The rock cycle

Tuesday, November 23, 1999

By: Alan Morgan

rock cycle

When we look at rocks exposed on the surface of the Earth we do not appreciate that nature is the ultimate recycler. Our present generation of rocks has, to use a cliché, "been through the mill" many times. What is this mill and how can rocks be recycled? The diagram above shows a simplified version of where rocks originate and how they move from one state to another.

We recognise that rocks fall into one of three great families. These are:

  1. the Igneous or "fire-formed" rocks
  2. Sedimentary rocks, that have been created by the lithification (hardening) of pre-existing sediments and
  3. Metamorphic, or "changed" rocks.

Each of these have special characteristics that are explained later, but how do they fit into the "rock cycle"? Starting at 1 in the diagram, igneous rocks are exposed at the Earth's surface. They can get there by one of two processes, Either they reach the surface as extrusive igneous rocks, that is they are poured onto the surface from volcanoes as explosive products (like ash), or rapidly-cooled liquid products (like lavas), or they are exposed by erosion. This second category of igneous rocks are called "intrusive"; - they were created within the subsurface and "intruded" into the crust and cooled at depth. Either way these igneous rocks are now at the surface.
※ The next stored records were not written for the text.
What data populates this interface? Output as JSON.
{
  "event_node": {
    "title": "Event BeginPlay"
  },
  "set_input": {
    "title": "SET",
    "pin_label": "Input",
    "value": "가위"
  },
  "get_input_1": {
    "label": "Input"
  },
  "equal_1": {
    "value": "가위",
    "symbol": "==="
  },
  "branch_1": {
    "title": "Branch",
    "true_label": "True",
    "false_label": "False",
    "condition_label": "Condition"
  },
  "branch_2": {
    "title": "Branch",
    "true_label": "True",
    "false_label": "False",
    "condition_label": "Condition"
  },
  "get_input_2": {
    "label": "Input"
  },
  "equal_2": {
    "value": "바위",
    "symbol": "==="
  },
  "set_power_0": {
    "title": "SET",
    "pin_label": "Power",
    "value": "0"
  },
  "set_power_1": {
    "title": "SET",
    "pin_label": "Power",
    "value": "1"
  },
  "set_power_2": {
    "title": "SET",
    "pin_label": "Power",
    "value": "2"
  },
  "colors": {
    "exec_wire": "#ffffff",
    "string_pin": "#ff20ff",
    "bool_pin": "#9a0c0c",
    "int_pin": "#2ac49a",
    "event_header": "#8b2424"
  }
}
Once there they are subject to different types of weathering. They break down by heating and cooling (especially frost action) and by chemical attack and biological activity. Individual grains from the igneous rock are liberated and transported under gravity by various forms of erosion. Erosion is the process by which rock surfaces are abraded and worn down. Erosion and transportation includes a variety of agents such as running water (in rivers, lakes and seas), glacial ice, and wind. Transportation is generally downslope under gravity and will involve mass-movements of materials. These materials may accumulate in depositional areas on land (deserts and in intermontane basins) or they may be transported to the oceans of the world.

All transported sediments will ultimately reach areas where they are no longer moved any substantial distance. These are areas of deposition. Note that in the diagram there is also an input from space as our planet encounters clouds of space debris such as meteorite swarms, and fortunately, very occasionally, much larger individual objects such as small asteroids or comets. Most of the space material arrives as microscopic particles (see elsewhere in this issue of WAT ON EARTH) or as larger chunks known as meteorites. Usually these end up in the oceans of our world where they join other sediments from terrestrial materials worn away from the continental mass. These sediments undergo lithification to form the second great family of Sedimentary rocks.

Sedimentary rocks can suffer two different fates. They may accumulate in basins that because of plate tectonic forces are uplifted in a process known as "mountain building" or orogenesis. If they are uplifted they are again subject to weathering and erosion as described above. The loop has been "short-circuited" and these rocks are destined to be recycled back to sediments again. The time frame involved here is perhaps in the tens of millions of years range, and the rocks have only been subjected to heating of generally less than 200 degrees Celsius.

The second fate suffered by sedimentary rocks is to be trapped into a far longer cycle that involves deep burial, heating and stress, and recrystallisation. Individual minerals in the sedimentary rock become changed by these processes (also with a very important role played by water), and emerge as the third great category of rocks - the Metamorphic rocks.

Understandably the metamorphic rocks have questionable pedigrees. Different rock types pre-metamorphism, may produce very similar metamorphic rocks and certain quite similar rocks pre-metamorphism might produce quite different rock types after metamorphism. Perhaps we can explore these relationships in a later issue of WAT ON EARTH. Either way all we need to know in this discussion is that the metamorphic rocks can also suffer two fates. They too can be involved in uplift (orogenesis) in which case they too will be subjected to weathering, erosion, transportation, and re-deposition. The time frames involved here are from tens to hundred(s) of millions of years and the heating involved can see the rocks subjected to temperatures of 200 degrees Celsius to ca. 450 degrees Celsius.

The second route is for them to be trapped within the earth and heated to a point where they start to melt (temperatures up to ca. 500+ degrees Celsius). Beyond this the increasing thermal gradients will cause the rock to melt converting it to an igneous state. Igneous rocks are formed at high temperatures ca. 600 degrees Celsius to 1000+ degrees Celsius in near-surface conditions. Here the cycle will begin again.